One of the largest questions raised about biofuels is their net energy balance, particularly the question of whether the bio-based fuels produced contain more useful energy than the (fossil) fuels required to make them. This was a greater concern a decade ago than it is today, since advances in technology have improved production efficiency, giving virtually all current commercial biofuels a positive fossil energy balance. (See Table 4 on the following page.) Plants use photosynthesis to convert solar energy into chemical energy, and as technologies improve and facilities begin to use more biomass energy (e.g. from agricultural residues like sugar cane bagasse and corn stover), the amount of fossil energy used to produce the crops and convert them to biofuels will continue to decline.
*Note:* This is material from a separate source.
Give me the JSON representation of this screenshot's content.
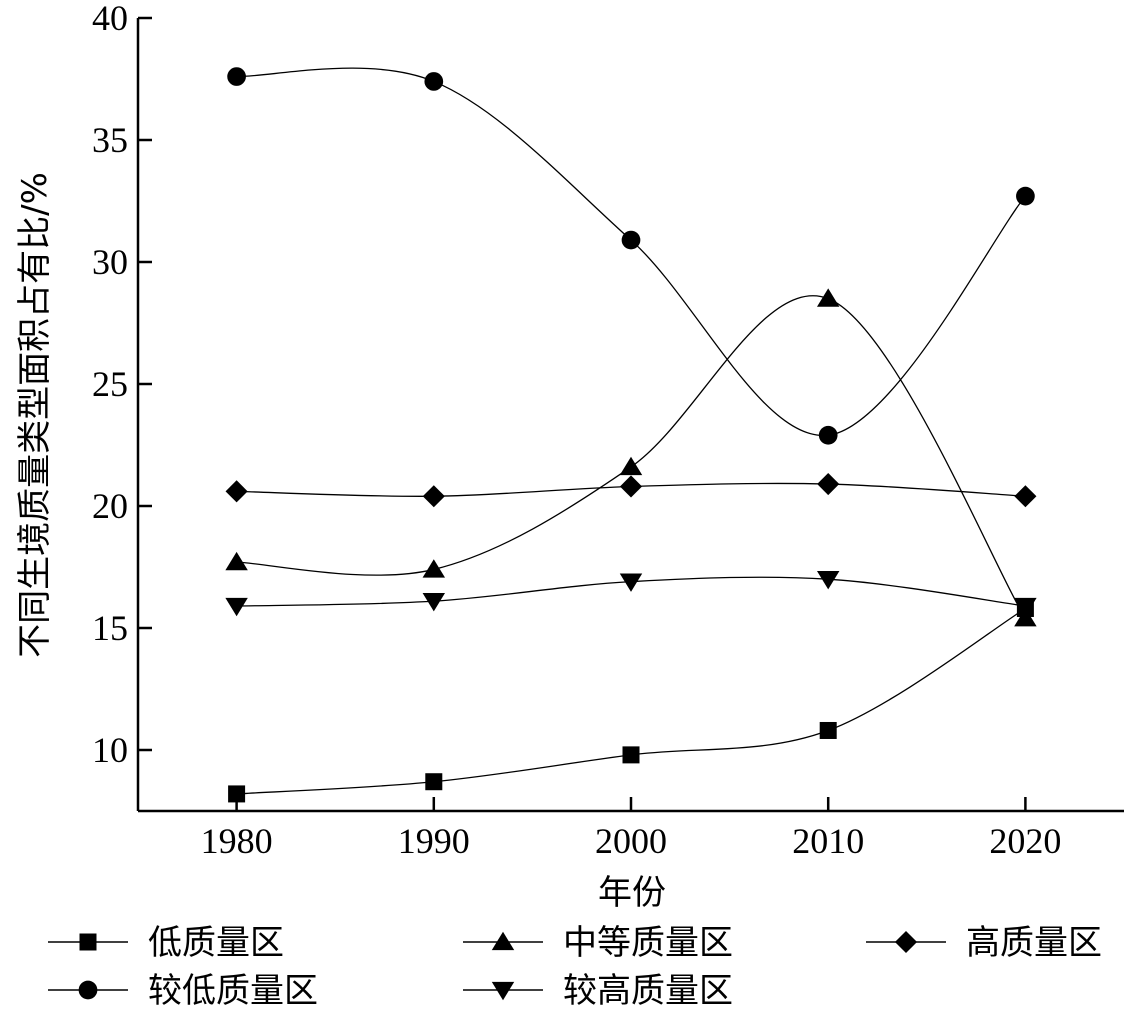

There are two primary measures for evaluating the energy performance of biofuel production pathways. These are:
Energy balance—the ratio of energy contained in the final biofuel to the energy used by human efforts to produce it. Typically, only fossil fuel inputs are counted in this equation, while biomass inputs, including the biomass feedstock itself, are not counted. A more accurate term for this concept is fossil energy balance, and it is one measure of a biofuel’s ability to slow the pace of climate change.
Energy efficiency—the ratio of energy in the biofuel to the amount of energy input, counting all fossil and biomass inputs as well as other renewable energy inputs. This ratio adds an indication of how much biomass energy is lost in the process of converting it to a liquid fuel, and helps to measure more- and less-efficient conversions of biomass to biofuel.
Ethanol feedstock such as sugar beets, wheat, and corn have been criticized because their fossil energy balance is close to 1.0, a threshold many consider the line between an energy sink and an energy source. (Diesel and gasoline have fossil energy balances between about 0.8 and 0.9, numbers that may be more relevant for comparison than 1.0.) But this approach fails to account for two important nuances. First, ethanol is a liquid fuel that has qualities that make it useful in the existing transportation infrastructure. Since the natural gas and coal used to produce ethanol do not have this quality, it can be practical to lose energy in the process of converting these fuels into ethanol. Second, even crude petroleum must be refined into usable liquids.